きみはマタチッチを知っているか。
モンチッチのマタいとこだからマタチッチだ、って?
ロブロ・フォン・マタチッチ、1899年ユーゴスラビア生まれの指揮者の名前だ。
マタチッチの名前は60歳以上の日本のクラシック音楽愛好家なら誰でも知っているだろう。
(もちろんぼくは60歳以下だが…、でも知っている。)
マタチッチが日本に親しまれるようになったのはN響の指揮者として、N響を指揮してブルックナーをはじめとする数々の名演奏をおこない、当時の日本人に多大の感銘を与えたからである。
そんなマタチッチであるが、彼が日本で有名になる前、1962年にイタリアのトリノ交響楽団を指揮してイタリア人のオペラ歌手たちがイタリア語で歌った、ワーグナーの「ニュールンベルグの名歌手」が発売された。http://www.operac.com/
マタチッチはこのトリノでの演奏に先立つ1958年にバイロイト音楽祭で「ローエングリン」を指揮しているが、N響を指揮したワーグナーの「リング」組曲や、バイロイトの「ローエングリン」http://www.operac.com/chumon/rochu.htmなどを聴くと、おおよそこのイタリアの工業都市トリノで演奏された「マイスタージンガー」がどのようなものであったか、想像がつくというものだ。
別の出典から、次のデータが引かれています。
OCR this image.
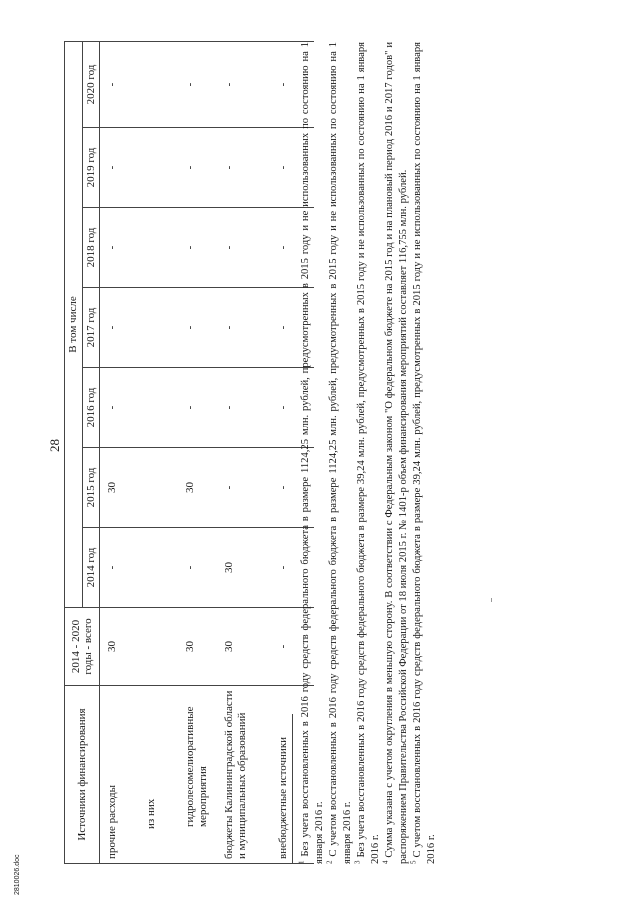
28
Источники финансирования	2014 - 2020 годы - всего	В том числе						
		2014 год	2015 год	2016 год	2017 год	2018 год	2019 год	2020 год
прочие расходы	30	-	30	-	-	-	-	-
из них								
гидролесомелиоративные мероприятия	30	-	30	-	-	-	-	-
бюджеты Калининградской области и муниципальных образований	30	30	-	-	-	-	-	-
внебюджетные источники	-	-	-	-	-	-	-	-

$^1$ Без учета восстановленных в 2016 году средств федерального бюджета в размере 1124,25 млн. рублей, предусмотренных в 2015 году и не использованных по состоянию на 1 января 2016 г. $^2$ С учетом восстановленных в 2016 году средств федерального бюджета в размере 1124,25 млн. рублей, предусмотренных в 2015 году и не использованных по состоянию на 1 января 2016 г. $^3$ Без учета восстановленных в 2016 году средств федерального бюджета в размере 39,24 млн. рублей, предусмотренных в 2015 году и не использованных по состоянию на 1 января 2016 г. $^4$ Сумма указана с учетом округления в меньшую сторону. В соответствии с Федеральным законом "О федеральном бюджете на 2015 год и на плановый период 2016 и 2017 годов" и распоряжением Правительства Российской Федерации от 18 июля 2015 г. № 1401-р объем финансирования мероприятий составляет 116,755 млн. рублей. $^5$ С учетом восстановленных в 2016 году средств федерального бюджета в размере 39,24 млн. рублей, предусмотренных в 2015 году и не использованных по состоянию на 1 января 2016 г.

2810026.doc
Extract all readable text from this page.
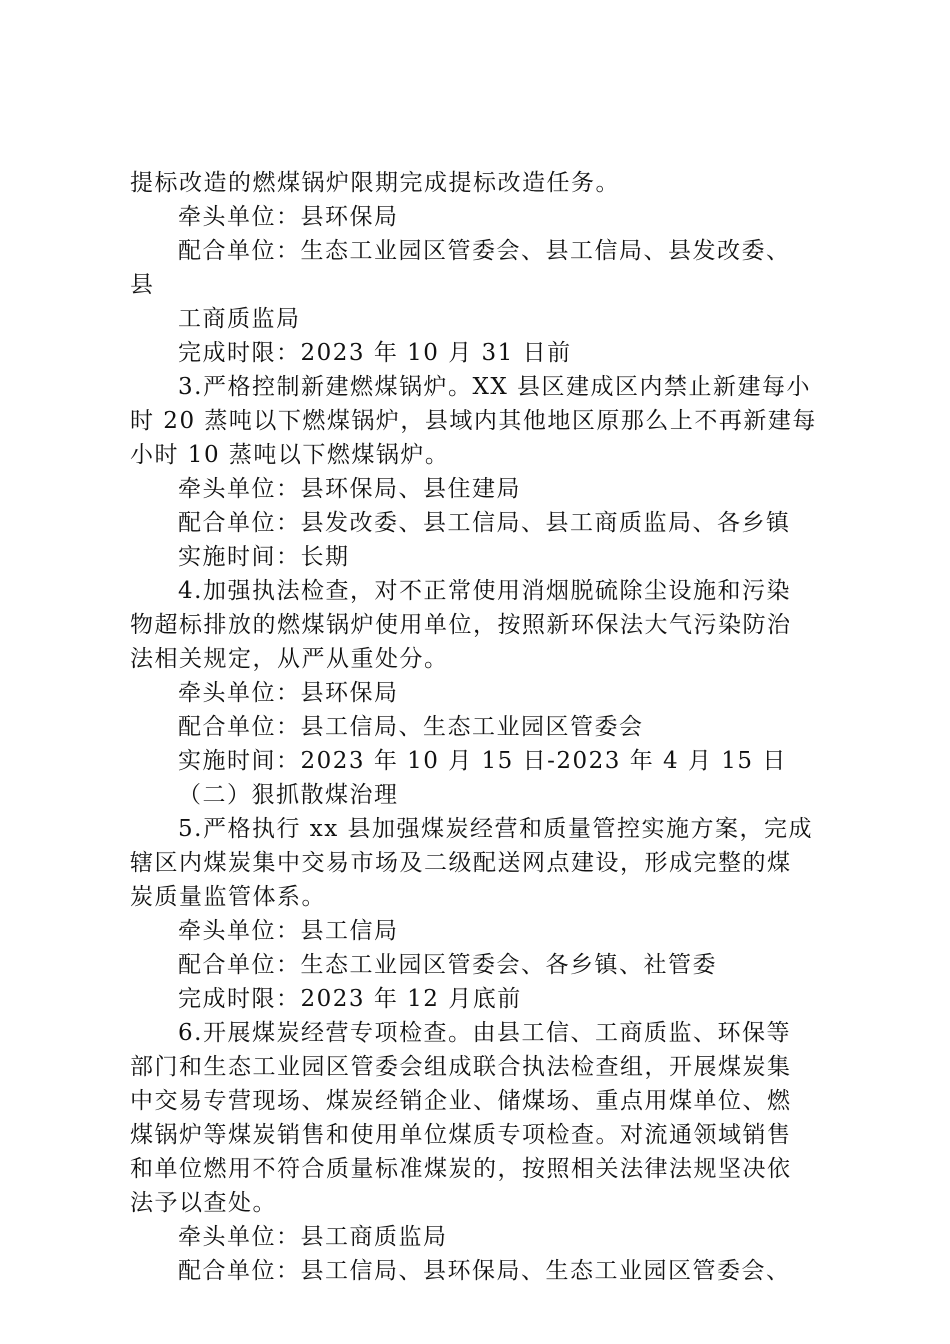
提标改造的燃煤锅炉限期完成提标改造任务。
牵头单位：县环保局
配合单位：生态工业园区管委会、县工信局、县发改委、
县
工商质监局
完成时限：2023 年 10 月 31 日前
3.严格控制新建燃煤锅炉。XX 县区建成区内禁止新建每小
时 20 蒸吨以下燃煤锅炉，县域内其他地区原那么上不再新建每
小时 10 蒸吨以下燃煤锅炉。
牵头单位：县环保局、县住建局
配合单位：县发改委、县工信局、县工商质监局、各乡镇
实施时间：长期
4.加强执法检查，对不正常使用消烟脱硫除尘设施和污染
物超标排放的燃煤锅炉使用单位，按照新环保法大气污染防治
法相关规定，从严从重处分。
牵头单位：县环保局
配合单位：县工信局、生态工业园区管委会
实施时间：2023 年 10 月 15 日-2023 年 4 月 15 日
（二）狠抓散煤治理
5.严格执行 xx 县加强煤炭经营和质量管控实施方案，完成
辖区内煤炭集中交易市场及二级配送网点建设，形成完整的煤
炭质量监管体系。
牵头单位：县工信局
配合单位：生态工业园区管委会、各乡镇、社管委
完成时限：2023 年 12 月底前
6.开展煤炭经营专项检查。由县工信、工商质监、环保等
部门和生态工业园区管委会组成联合执法检查组，开展煤炭集
中交易专营现场、煤炭经销企业、储煤场、重点用煤单位、燃
煤锅炉等煤炭销售和使用单位煤质专项检查。对流通领域销售
和单位燃用不符合质量标准煤炭的，按照相关法律法规坚决依
法予以查处。
牵头单位：县工商质监局
配合单位：县工信局、县环保局、生态工业园区管委会、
キビキビ、テキパキ、スッキリ調ではなくて、その真逆、ネチネチ、コネコネ、コッテリ調であろう、と。
けれどもこのマタチッチの「マイスタージンガー」、たしかにゆったりではあるが、けっしてネチネチ系でもなければ、ベトベト系でもなかった。
歌手の歌わせ方が素晴らしいのだ。
まるでイタリアオペラを聴いているように感じる。
さらに、舞台が見えるような管弦楽の操りかた。
現代のオペラが舞台演出家にその主役の座を奪われてしまう前の、歌手と指揮者が主役だった時代の素晴らしい音の記録である。
オペラの醍醐味がその歌や合唱にある、ということが良くわかる貴重な「名歌手」の音の記録であり、そのような歌の醍醐味という視点はマタチッチがなんとあのウィーン少年合唱団の出身だということからも頷けよう。
ドイツ芸術の讃美、ゲルマン民族讃歌的な「マイスタージンガー」が一方の極(きわ)みであるとすれば、マタチッチの「マイスタージンガー」は“ちょいワルおやじ”礼賛的な「マイスタージンガー」であり、ヴェルディの「ファルスタッフ」とはまた、まったく別の楽しさがある。ぜひご一聴をおすすめしたい。